September 1, 2017

Editorial

The sin of racism

“Racism is a sin: a sin that divides the human family, blots out the image of God among specific members of that family, and violates the fundamental human dignity of those called to be children of the same Father. Racism is the sin that says some human beings are inherently superior and others essentially inferior because of races.”

That’s a quotation from the pastoral letter on racism written by the U.S. bishops in 1979. Since that time, many improvements have been made in our society, and many African‑Americans and people of other races and ethnicities have made progress.

Now, however, “Recent events have exposed the extent to which the sin of racism continues to afflict our nation,” said Cardinal Daniel N. DiNardo of Galveston-Houston, president of the U.S. Conference of Catholic Bishops (USCCB).

To combat the sin of racism, Cardinal DiNardo announced on Aug. 23 the formation of a new Ad Hoc Committee Against Racism for the conference. We believe that we need such a committee; in fact, it is probably overdue.

We hope that the committee will focus not only on race, but on all discrimination because the bishops’ 1979 letter said, “Every form of discrimination against individuals and groups—whether because of race, ethnicity, religion, gender, economic status, or national or cultural origin—is a serious injustice which has severely weakened our social fabric, and deprived our country of the unique contributions of many of our citizens.”

Those white supremacists who marched in Charlottesville, Va., were chanting, “Jews will not replace us.” Such bigotry as that must also be condemned.

St.

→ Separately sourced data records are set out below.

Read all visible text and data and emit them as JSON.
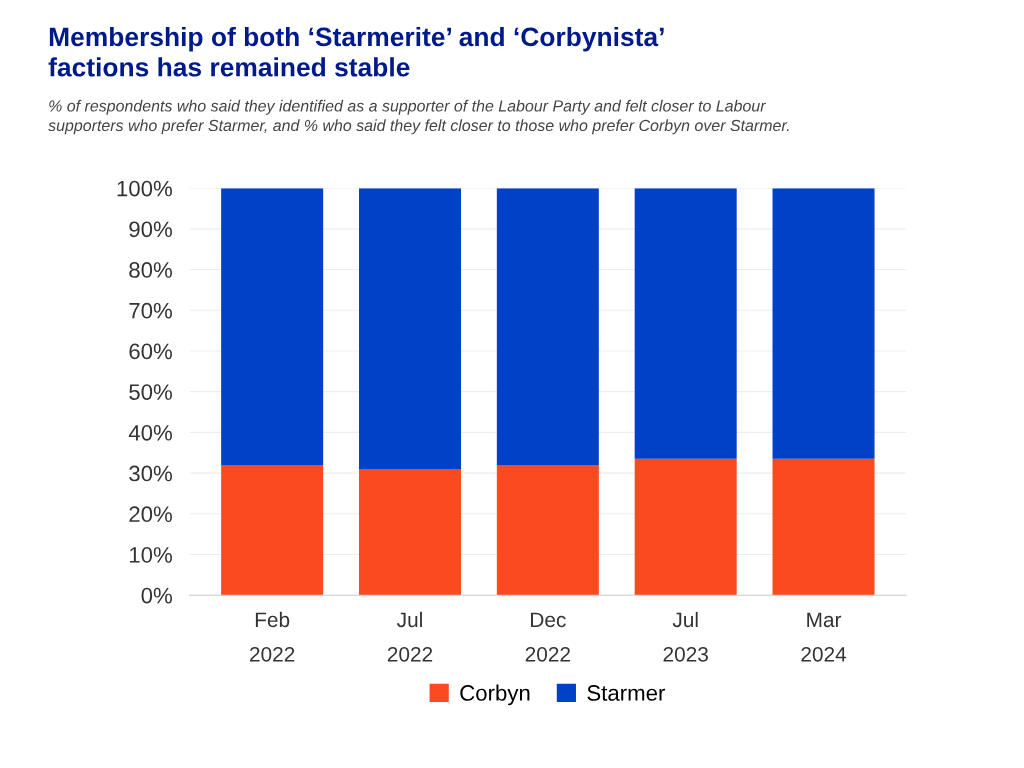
{
  "chart_data": {
    "type": "bar",
    "stacked": true,
    "title": "Membership of both ‘Starmerite’ and ‘Corbynista’\nfactions has remained stable",
    "subtitle": "% of respondents who said they identified as a supporter of the Labour Party and felt closer to Labour\nsupporters who prefer Starmer, and % who said they felt closer to those who prefer Corbyn over Starmer.",
    "categories": [
      "Feb\n2022",
      "Jul\n2022",
      "Dec\n2022",
      "Jul\n2023",
      "Mar\n2024"
    ],
    "series": [
      {
        "name": "Corbyn",
        "color": "#fc4a20",
        "values": [
          32,
          31,
          32,
          33.5,
          33.5
        ]
      },
      {
        "name": "Starmer",
        "color": "#0041c7",
        "values": [
          68,
          69,
          68,
          66.5,
          66.5
        ]
      }
    ],
    "ylim": [
      0,
      100
    ],
    "yticks": [
      {
        "value": 0,
        "label": "0%"
      },
      {
        "value": 10,
        "label": "10%"
      },
      {
        "value": 20,
        "label": "20%"
      },
      {
        "value": 30,
        "label": "30%"
      },
      {
        "value": 40,
        "label": "40%"
      },
      {
        "value": 50,
        "label": "50%"
      },
      {
        "value": 60,
        "label": "60%"
      },
      {
        "value": 70,
        "label": "70%"
      },
      {
        "value": 80,
        "label": "80%"
      },
      {
        "value": 90,
        "label": "90%"
      },
      {
        "value": 100,
        "label": "100%"
      }
    ],
    "grid": "y",
    "legend": "bottom"
  }
}
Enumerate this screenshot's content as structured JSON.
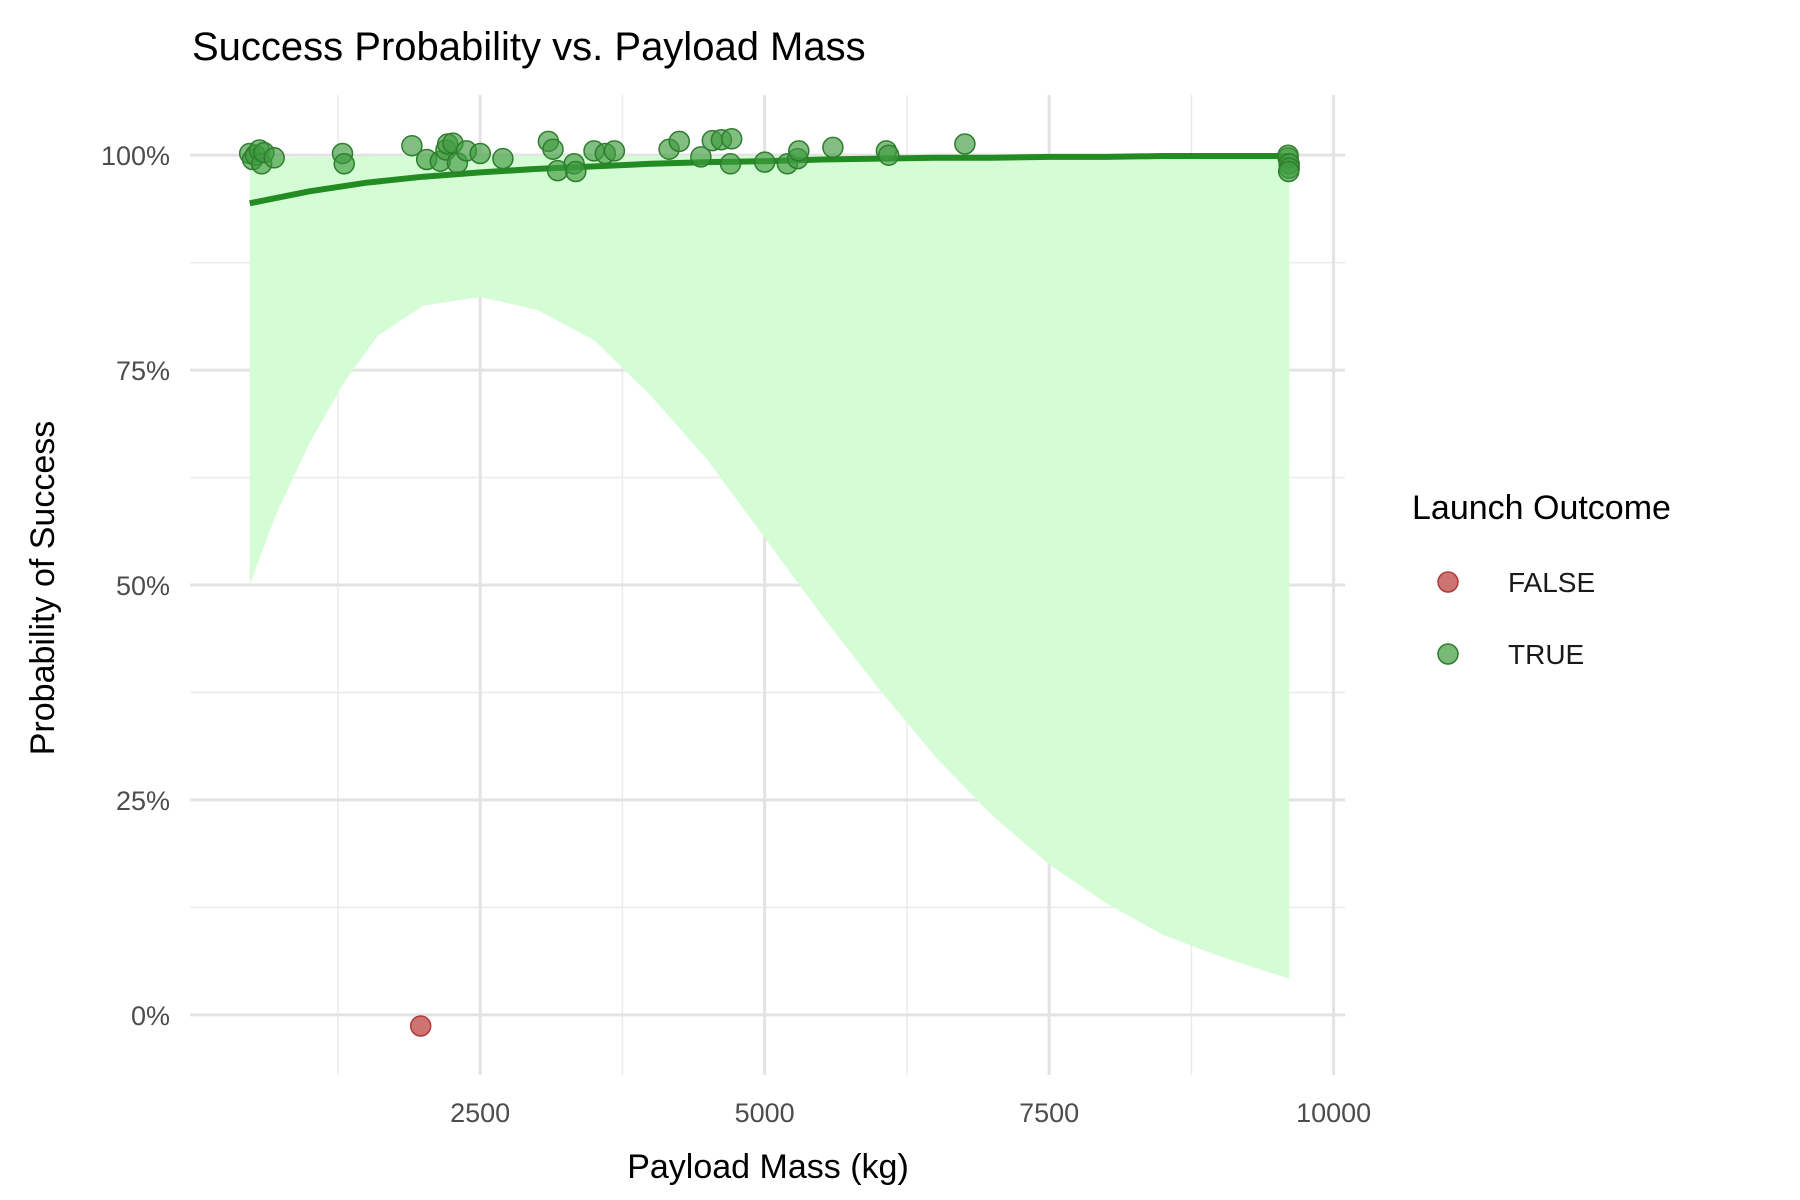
{
  "chart_data": {
    "type": "scatter",
    "title": "Success Probability vs. Payload Mass",
    "xlabel": "Payload Mass (kg)",
    "ylabel": "Probability of Success",
    "xlim": [
      -50,
      10100
    ],
    "ylim": [
      -0.07,
      1.07
    ],
    "x_ticks": [
      2500,
      5000,
      7500,
      10000
    ],
    "x_tick_labels": [
      "2500",
      "5000",
      "7500",
      "10000"
    ],
    "y_ticks": [
      0,
      0.25,
      0.5,
      0.75,
      1.0
    ],
    "y_tick_labels": [
      "0%",
      "25%",
      "50%",
      "75%",
      "100%"
    ],
    "grid": true,
    "legend": {
      "title": "Launch Outcome",
      "placement": "right",
      "entries": [
        {
          "label": "FALSE",
          "color": "#c0504d"
        },
        {
          "label": "TRUE",
          "color": "#3f9b3f"
        }
      ]
    },
    "series": [
      {
        "name": "FALSE",
        "color": "#c0504d",
        "points": [
          {
            "x": 1977,
            "y": -0.013
          }
        ]
      },
      {
        "name": "TRUE",
        "color": "#3f9b3f",
        "points": [
          {
            "x": 475,
            "y": 1.002
          },
          {
            "x": 500,
            "y": 0.995
          },
          {
            "x": 525,
            "y": 1.0
          },
          {
            "x": 560,
            "y": 1.006
          },
          {
            "x": 580,
            "y": 0.99
          },
          {
            "x": 600,
            "y": 1.003
          },
          {
            "x": 690,
            "y": 0.997
          },
          {
            "x": 1290,
            "y": 1.002
          },
          {
            "x": 1305,
            "y": 0.99
          },
          {
            "x": 1900,
            "y": 1.011
          },
          {
            "x": 2030,
            "y": 0.995
          },
          {
            "x": 2150,
            "y": 0.993
          },
          {
            "x": 2200,
            "y": 1.006
          },
          {
            "x": 2215,
            "y": 1.013
          },
          {
            "x": 2260,
            "y": 1.014
          },
          {
            "x": 2300,
            "y": 0.991
          },
          {
            "x": 2380,
            "y": 1.005
          },
          {
            "x": 2500,
            "y": 1.002
          },
          {
            "x": 2700,
            "y": 0.996
          },
          {
            "x": 3100,
            "y": 1.016
          },
          {
            "x": 3140,
            "y": 1.007
          },
          {
            "x": 3180,
            "y": 0.982
          },
          {
            "x": 3325,
            "y": 0.99
          },
          {
            "x": 3340,
            "y": 0.981
          },
          {
            "x": 3500,
            "y": 1.005
          },
          {
            "x": 3600,
            "y": 1.002
          },
          {
            "x": 3680,
            "y": 1.005
          },
          {
            "x": 4160,
            "y": 1.007
          },
          {
            "x": 4250,
            "y": 1.016
          },
          {
            "x": 4440,
            "y": 0.998
          },
          {
            "x": 4540,
            "y": 1.017
          },
          {
            "x": 4620,
            "y": 1.018
          },
          {
            "x": 4710,
            "y": 1.019
          },
          {
            "x": 4700,
            "y": 0.99
          },
          {
            "x": 5000,
            "y": 0.992
          },
          {
            "x": 5200,
            "y": 0.99
          },
          {
            "x": 5290,
            "y": 0.996
          },
          {
            "x": 5300,
            "y": 1.005
          },
          {
            "x": 5600,
            "y": 1.009
          },
          {
            "x": 6070,
            "y": 1.005
          },
          {
            "x": 6090,
            "y": 1.0
          },
          {
            "x": 6760,
            "y": 1.013
          },
          {
            "x": 9600,
            "y": 0.997
          },
          {
            "x": 9600,
            "y": 1.0
          },
          {
            "x": 9610,
            "y": 0.99
          },
          {
            "x": 9610,
            "y": 0.985
          },
          {
            "x": 9605,
            "y": 0.981
          }
        ]
      }
    ],
    "fit_line": {
      "color": "#228b22",
      "x": [
        475,
        1000,
        1500,
        2000,
        2500,
        3000,
        3500,
        4000,
        4500,
        5000,
        5500,
        6000,
        6500,
        7000,
        7500,
        8000,
        8500,
        9000,
        9610
      ],
      "y": [
        0.944,
        0.958,
        0.968,
        0.975,
        0.98,
        0.984,
        0.987,
        0.99,
        0.992,
        0.993,
        0.995,
        0.996,
        0.997,
        0.997,
        0.998,
        0.998,
        0.999,
        0.999,
        0.999
      ]
    },
    "confidence_band": {
      "color": "#d5fdd5",
      "x": [
        475,
        700,
        1000,
        1300,
        1600,
        2000,
        2500,
        3000,
        3500,
        4000,
        4500,
        5000,
        5500,
        6000,
        6500,
        7000,
        7500,
        8000,
        8500,
        9000,
        9610
      ],
      "lower": [
        0.5,
        0.58,
        0.665,
        0.735,
        0.79,
        0.825,
        0.835,
        0.82,
        0.785,
        0.72,
        0.645,
        0.555,
        0.465,
        0.38,
        0.3,
        0.232,
        0.175,
        0.13,
        0.093,
        0.068,
        0.042
      ],
      "upper": [
        0.997,
        0.997,
        0.998,
        0.998,
        0.999,
        0.999,
        0.999,
        0.999,
        0.999,
        0.999,
        0.999,
        0.999,
        0.999,
        0.999,
        0.999,
        0.999,
        0.999,
        0.999,
        0.999,
        0.999,
        0.999
      ]
    }
  }
}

Paul taught us that we are all equals. “There is neither Jew nor Greek, there is neither slave nor free person, there is not male and female; for you are all one in Christ Jesus” (Gal 3:28).

We must be honest, though, and admit that members of the Catholic Church have not always lived up to what St. Paul taught. Before Augustus Tolton, the first African-American priest, was ordained in 1886, he couldn’t find a seminary in the United States that would admit him. He had to study in Rome. Many Catholic churches continued to be segregated until the Civil Rights Movement.

On April 18 of this year, Georgetown University felt it necessary to apologize to the descendants of 272 enslaved people owned by the Jesuits and sold in 1838 to shore up the finances of the first U.S. Catholic college. Other examples of discrimination of African-Americans by Catholics can also be found.

On the other hand, Archbishop Joseph E. Ritter desegregated Catholic schools in the Archdiocese of Indianapolis and later in the Archdiocese of St. Louis long before the U.S. Supreme Court made that the law of the land in its landmark 1954 Brown v. Board of Education of Topeka decision.

New Orleans Archbishop Francis J. Rummel also led the desegregation of churches and schools in his archdiocese, beginning in 1953. It was a bitter fight that eventually required the excommunication, in 1962, of three men who opposed the move, including Judge Leander Perez, who called on Catholics to withhold contributions to their parishes.

And Holy Cross Father Theodore M. Hesburgh, while president of the University of Notre Dame, led the fight against segregation as a member, and ultimately chairman, of the U.S. Civil Rights Commission for 15 years. A famous photo shows him with his arms locked with those of Dr. Martin Luther King Jr. at a civil rights rally in Soldier Field in Chicago while singing “We Shall Overcome” on June 21, 1964. A sculpture of the scene is in South Bend.

Our society is undoubtedly much different since the Civil Rights Act was signed in 1964. Segregated restrooms, hotels, restaurants and such no longer exist. But recent events show beyond a doubt that some people want an America just for white people like them.

Therefore, this is the perfect time for the bishops to form the Ad Hoc Committee against Racism. In the words of Cardinal DiNardo, it will “focus on addressing the sin of racism in our society, and even in our Church, and the urgent need to come together as a society to find solutions.”